Parmi les motivations de ces interventions répétées, le Dr Benhamou identifie deux causes majeures. Tout d’abord, un facteur psychologique lié à la dysmorphophobie, qui se définit comme une préoccupation obsessive concernant un aspect physique jugé inacceptable. Cela conduit souvent à une suite d’opérations, engendrant un soulagement temporaire mais souvent suivi de nouveaux complexes. Ensuite, l’impact des réseaux sociaux, où les utilisateurs se comparent et aspirent à des idéaux de beauté souvent filtrés, influence fortement la perception que l’on a de soi. Le médecin note que la tendance à vouloir des fesses à la Kardashian semble être en déclin, signalant ainsi l’évolution des standards de beauté sous l’influence numérique.
« Je veux ma lipo »
Face à des demandes insistantes et directes, le Dr Benhamou observe que le discours des patientes a changé. Autrefois, celles-ci exprimaient leur désir de corriger certaines zones, tandis qu’aujourd’hui, il est fréquent qu’elles réclament directement des interventions spécifiques, comme la liposuccion, sans même obtenir un avis médical préalable.
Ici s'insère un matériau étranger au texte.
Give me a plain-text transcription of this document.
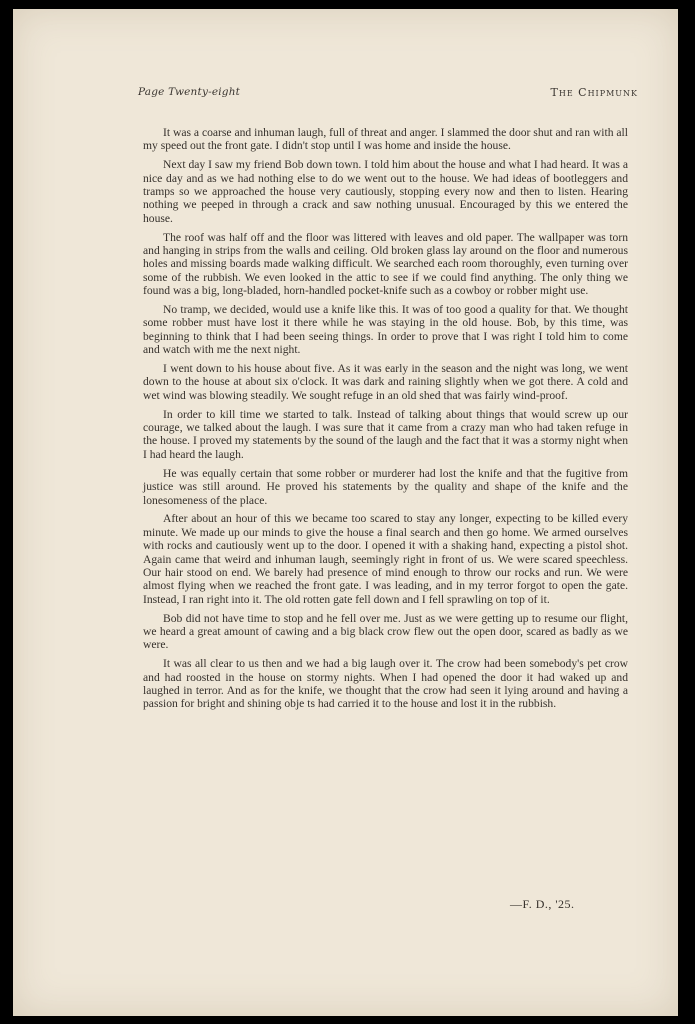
Page Twenty-eight	The Chipmunk

It was a coarse and inhuman laugh, full of threat and anger. I slammed the door shut and ran with all my speed out the front gate. I didn't stop until I was home and inside the house.

Next day I saw my friend Bob down town. I told him about the house and what I had heard. It was a nice day and as we had nothing else to do we went out to the house. We had ideas of bootleggers and tramps so we approached the house very cautiously, stopping every now and then to listen. Hearing nothing we peeped in through a crack and saw nothing unusual. Encouraged by this we entered the house.

The roof was half off and the floor was littered with leaves and old paper. The wallpaper was torn and hanging in strips from the walls and ceiling. Old broken glass lay around on the floor and numerous holes and missing boards made walking difficult. We searched each room thoroughly, even turning over some of the rubbish. We even looked in the attic to see if we could find anything. The only thing we found was a big, long-bladed, horn-handled pocket-knife such as a cowboy or robber might use.

No tramp, we decided, would use a knife like this. It was of too good a quality for that. We thought some robber must have lost it there while he was staying in the old house. Bob, by this time, was beginning to think that I had been seeing things. In order to prove that I was right I told him to come and watch with me the next night.

I went down to his house about five. As it was early in the season and the night was long, we went down to the house at about six o'clock. It was dark and raining slightly when we got there. A cold and wet wind was blowing steadily. We sought refuge in an old shed that was fairly wind-proof.

In order to kill time we started to talk. Instead of talking about things that would screw up our courage, we talked about the laugh. I was sure that it came from a crazy man who had taken refuge in the house. I proved my statements by the sound of the laugh and the fact that it was a stormy night when I had heard the laugh.

He was equally certain that some robber or murderer had lost the knife and that the fugitive from justice was still around. He proved his statements by the quality and shape of the knife and the lonesomeness of the place.

After about an hour of this we became too scared to stay any longer, expecting to be killed every minute. We made up our minds to give the house a final search and then go home. We armed ourselves with rocks and cautiously went up to the door. I opened it with a shaking hand, expecting a pistol shot. Again came that weird and inhuman laugh, seemingly right in front of us. We were scared speechless. Our hair stood on end. We barely had presence of mind enough to throw our rocks and run. We were almost flying when we reached the front gate. I was leading, and in my terror forgot to open the gate. Instead, I ran right into it. The old rotten gate fell down and I fell sprawling on top of it.

Bob did not have time to stop and he fell over me. Just as we were getting up to resume our flight, we heard a great amount of cawing and a big black crow flew out the open door, scared as badly as we were.

It was all clear to us then and we had a big laugh over it. The crow had been somebody's pet crow and had roosted in the house on stormy nights. When I had opened the door it had waked up and laughed in terror. And as for the knife, we thought that the crow had seen it lying around and having a passion for bright and shining obje ts had carried it to the house and lost it in the rubbish.

—F. D., '25.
Des demandes pas si mineures
Une autre problématique à laquelle fait face le corps médical est la demande croissante d’opérations esthétiques chez les mineures, souvent sous l’influence des réseaux sociaux. De nombreuses jeunes patientes se présentent, seules ou accompagnées de leurs parents, avec des souhaits d’opérations allant du nez aux seins. Le Dr Benhamou insiste sur le fait que ces demandes doivent être rigoureusement évaluées et souvent refusées, soulignant l’inadéquation d’autoriser de telles interventions à un âge si précoce.
Pédagogie
Selon le Dr Benhamou, le rôle du chirurgien va bien au-delà de l’exécution des demandes. Il doit évaluer chaque cas, poser des limites claires, et prendre le temps d’expliquer les refus, orientant si nécessaire vers un accompagnement psychologique pour ceux qui souffrent de dysmorphophobie. « La chirurgie esthétique doit rester une démarche réfléchie, avec des attentes réalistes », conclut-il.